Al llegar a Valle Alto descendieron de sus cabalguras, la trasladaron al cuarto del dueño de la hacienda mientras el doctor esperaba en compañía de la señorita Carmen. En el salón todos aguardaban que el médico la atendiera y Doña Ceci se inquietaba que Don Ramón les pediría cuenta de lo ocurrido. Ana Celeste e Inés María en la cumbre de la desesperación rezaban por el bienestar de Alejandra. El señorito Mariano en un ademán impremeditado sostiene por el brazo a Carmen y la lleva hasta el portón.

—¡Tú lo hiciste!—le gritó exasperado.

—No sé de que hablas, suéltame, tu padre puede verte y no sé que explicación le darás.

—Eres una cínica, me utilizaste, para distraer a Manuel Antonio y desatar las riendas sin ser vista.

—Yo no quiero su mal, lo único que deseo es que se vaya—estalló en sollozos—quiero que se marche de aquí, ella me perturba y no sé lo que hago.

—Das lástima, mírate y dí quien eres realmente.

—Yo estoy arrepentida.

Ella intentó sostenerlo por el chaleco pero él separó sus manos con desprecio. Carmen miró hacia el cielo, gruesas lágrimas descendieron por su rostro, besó ambos pulgares e imploró al cielo su perdón.

—¿Dios mío como pude equivocarme tanto? Cómo estoy pagando lo que hice si Manuel Antonio se entera me odiará siempre ¿Qué haré?.

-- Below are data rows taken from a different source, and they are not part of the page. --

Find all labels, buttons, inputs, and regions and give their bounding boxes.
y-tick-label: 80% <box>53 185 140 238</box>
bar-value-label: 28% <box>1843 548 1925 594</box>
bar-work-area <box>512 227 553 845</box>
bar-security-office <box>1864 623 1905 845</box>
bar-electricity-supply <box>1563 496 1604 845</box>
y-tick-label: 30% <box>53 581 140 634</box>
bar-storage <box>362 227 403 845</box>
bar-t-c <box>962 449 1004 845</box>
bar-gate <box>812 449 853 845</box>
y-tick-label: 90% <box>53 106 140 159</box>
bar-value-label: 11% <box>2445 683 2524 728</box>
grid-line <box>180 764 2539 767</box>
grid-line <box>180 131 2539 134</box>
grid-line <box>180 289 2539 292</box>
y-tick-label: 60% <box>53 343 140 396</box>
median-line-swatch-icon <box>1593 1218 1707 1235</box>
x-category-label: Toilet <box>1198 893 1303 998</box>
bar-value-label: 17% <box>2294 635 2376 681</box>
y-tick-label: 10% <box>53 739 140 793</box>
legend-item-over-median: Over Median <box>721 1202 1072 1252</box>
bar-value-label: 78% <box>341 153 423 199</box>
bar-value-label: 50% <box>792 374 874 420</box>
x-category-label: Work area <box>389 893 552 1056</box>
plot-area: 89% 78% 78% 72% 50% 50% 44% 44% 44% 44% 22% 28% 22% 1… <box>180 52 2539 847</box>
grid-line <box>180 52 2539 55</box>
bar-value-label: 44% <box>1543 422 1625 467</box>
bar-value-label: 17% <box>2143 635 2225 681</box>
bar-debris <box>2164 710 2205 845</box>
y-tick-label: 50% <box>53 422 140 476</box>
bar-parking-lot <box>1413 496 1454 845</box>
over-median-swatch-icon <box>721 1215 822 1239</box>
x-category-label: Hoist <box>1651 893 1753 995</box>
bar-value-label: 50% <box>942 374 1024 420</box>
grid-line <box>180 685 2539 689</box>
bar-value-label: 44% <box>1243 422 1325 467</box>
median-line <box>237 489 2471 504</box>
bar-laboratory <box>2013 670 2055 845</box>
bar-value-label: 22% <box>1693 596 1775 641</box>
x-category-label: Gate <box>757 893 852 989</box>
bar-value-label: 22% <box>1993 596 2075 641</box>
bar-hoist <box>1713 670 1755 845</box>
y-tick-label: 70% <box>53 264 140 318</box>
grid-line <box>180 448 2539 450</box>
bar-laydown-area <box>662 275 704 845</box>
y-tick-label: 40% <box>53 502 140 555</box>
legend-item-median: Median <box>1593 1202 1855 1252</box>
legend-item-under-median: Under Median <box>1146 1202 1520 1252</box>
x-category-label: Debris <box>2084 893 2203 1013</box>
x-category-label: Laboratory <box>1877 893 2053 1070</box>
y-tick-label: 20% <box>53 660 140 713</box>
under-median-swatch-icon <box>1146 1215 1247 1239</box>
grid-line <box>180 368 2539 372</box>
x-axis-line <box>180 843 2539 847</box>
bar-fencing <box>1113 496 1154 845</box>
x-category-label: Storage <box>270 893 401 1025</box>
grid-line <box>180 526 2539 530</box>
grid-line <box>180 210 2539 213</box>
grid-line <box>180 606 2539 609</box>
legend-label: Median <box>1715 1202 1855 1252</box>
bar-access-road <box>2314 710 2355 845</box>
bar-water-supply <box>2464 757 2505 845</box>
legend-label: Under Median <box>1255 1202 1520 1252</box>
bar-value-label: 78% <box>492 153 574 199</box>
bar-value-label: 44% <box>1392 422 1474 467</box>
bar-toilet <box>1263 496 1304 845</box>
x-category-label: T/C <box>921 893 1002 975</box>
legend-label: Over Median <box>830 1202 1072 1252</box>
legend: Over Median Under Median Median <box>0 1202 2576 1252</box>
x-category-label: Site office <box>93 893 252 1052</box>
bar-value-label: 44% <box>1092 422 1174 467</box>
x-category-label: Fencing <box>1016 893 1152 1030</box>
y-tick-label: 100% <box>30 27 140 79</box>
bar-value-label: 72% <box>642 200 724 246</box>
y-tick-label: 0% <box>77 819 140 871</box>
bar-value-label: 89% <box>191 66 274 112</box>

Alejandra aspiraba sales inglesas, el cuarto forrado de papel no dejaba ver la pulida caoba. Todos se levantaron al salir el doctor.

—¿Cómo está ella?—se apresuró a indagar el señorito Lombardo preso del desasosiego.

—¿Cómo está mi hermana?—interrumpió Ana Celeste en un arrebato incontenible.

—Cálmense todos—requirió SantiMariano—ella está bien sufrió un desmayo por el golpe al caer pero las sales inglesas la han revivido, solo debe descansar no es aconsejable moverla de lugar.

—Descuide doctor las Fontalvo se quedarán en esta haciendo hasta que Alejandra esté totalmente restablecida.

Doña Ceci envió un esclavo a "La Prodigiosa" avisando de lo sucedido a Don Ramón Corbet. Todos entraron ansiosos de ver a la muchacha, Manuel Antonio ordenó que arreglaran dos cuartos de los más ventilados para las hermanas de Alejandra e inmediatamente entró a su alcoba, donde ella reposaba rodeada de sus amigos. Él apartó las cortinas de tul cielo y ordenó que encendieran los velones cuya luz ardía enérgicamente cubierto por un velo rosa, los cojines y las almohadas que acolchonaban las fibras de su pelo eran de seda azul. El cuarto en su conjunto era muy acogedor, Alejandra preguntó aún distante que le había ocurrido mientras Inés María le contó todo, el señorito Lombardo habituado a hablar duramente no sabía cómo dirigirse a aquella mujer y sus palabras se agolpaban sin poder fluir hasta que acertó a decir cándidamente :

—¿Está usted bien?.

—Sí, gracias por toda su atención.

—No hay nada que agradecer, es mi obligación.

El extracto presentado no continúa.